Crome Yellow by Aldous Huxley

Crome Yellow cover

Crome Yellow by Aldous Huxley was first published in 1921 but it has been reprinted regularly since then, the copy I read was from Fife Libraries’ reserve stock. This is the first book by Huxley that I’ve read and the reason I read it was because it was mentioned in another book that I read, one of the characters was reading the book for the third time. I don’t think I will be doing that but I did enjoy it. It’s a gentle parody of English country house novels.

It begins with a railway journey, always a good thing for me especially when I realise it will be a steam train. Denis is a young man on his way to spend some time at Crome a country house he has been invited to as part of a house party. He’s a more or less penniless poet and he’s planning to write a novel.
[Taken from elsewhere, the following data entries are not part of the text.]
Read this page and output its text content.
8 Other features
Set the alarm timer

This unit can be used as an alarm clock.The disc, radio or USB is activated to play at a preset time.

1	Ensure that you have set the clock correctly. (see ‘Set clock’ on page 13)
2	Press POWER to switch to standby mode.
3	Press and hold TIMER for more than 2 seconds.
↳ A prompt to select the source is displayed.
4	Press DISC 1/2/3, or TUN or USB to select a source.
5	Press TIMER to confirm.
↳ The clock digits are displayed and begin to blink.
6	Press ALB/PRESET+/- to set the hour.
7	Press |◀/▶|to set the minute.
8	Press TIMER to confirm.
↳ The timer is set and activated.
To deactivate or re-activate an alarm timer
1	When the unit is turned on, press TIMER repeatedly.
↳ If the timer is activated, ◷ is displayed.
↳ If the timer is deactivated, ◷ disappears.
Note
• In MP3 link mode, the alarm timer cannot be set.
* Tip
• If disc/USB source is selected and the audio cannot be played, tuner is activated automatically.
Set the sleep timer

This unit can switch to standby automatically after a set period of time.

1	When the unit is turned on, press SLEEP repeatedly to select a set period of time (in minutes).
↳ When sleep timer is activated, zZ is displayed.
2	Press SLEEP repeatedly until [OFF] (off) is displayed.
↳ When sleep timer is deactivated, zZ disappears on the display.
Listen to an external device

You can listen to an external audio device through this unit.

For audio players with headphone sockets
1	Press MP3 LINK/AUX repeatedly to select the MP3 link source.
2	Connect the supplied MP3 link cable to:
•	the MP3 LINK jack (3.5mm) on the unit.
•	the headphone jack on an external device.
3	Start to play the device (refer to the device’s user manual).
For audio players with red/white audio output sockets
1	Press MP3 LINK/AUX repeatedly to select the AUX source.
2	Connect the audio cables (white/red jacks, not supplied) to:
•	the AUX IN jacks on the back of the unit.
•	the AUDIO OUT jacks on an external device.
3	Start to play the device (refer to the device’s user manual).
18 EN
Other guests are a well known portrait painter and a couple of bright young things in the shape of young women, one of whom Denis is enamoured of. The changing times due to World War 1 are in evidence with the young women determined to get rid of their repressions and live a more free life.

This is one of those books that you can’t help thinking that you must be missing many of the allusions in it. When it was read by contemporary readers they would have been able to recognise many of the characters I’m sure. One of them – Mr Callamay – is apparently meant to be modelled on the then prime minister Herbert Asquith who must have been in the habit of chasing after pretty young women.

There are some interesting comments during conversations about people who upset the world such as Luther and Napoleon.

“We can’t leave the world any longer to the direction of chance. We can’t allow dangerous maniacs like Luther, mad about dogma, like Napoleon, mad about himself, to go on casually appearing and turning everything upside-down. In the past it didn’t so much matter; but our modern machine is too delicate. A few more knocks like the Great War, another Luther or two, and the whole concern will go to pieces. In future, the men of reason must see that the madness of the world’s maniacs is canalized into proper channels, is made to do useful work, like a mountain torrent driving a dynamo.”

I wonder what on earth Aldous Huxley would have made of the maniacs that we’re having to put up with nowadays!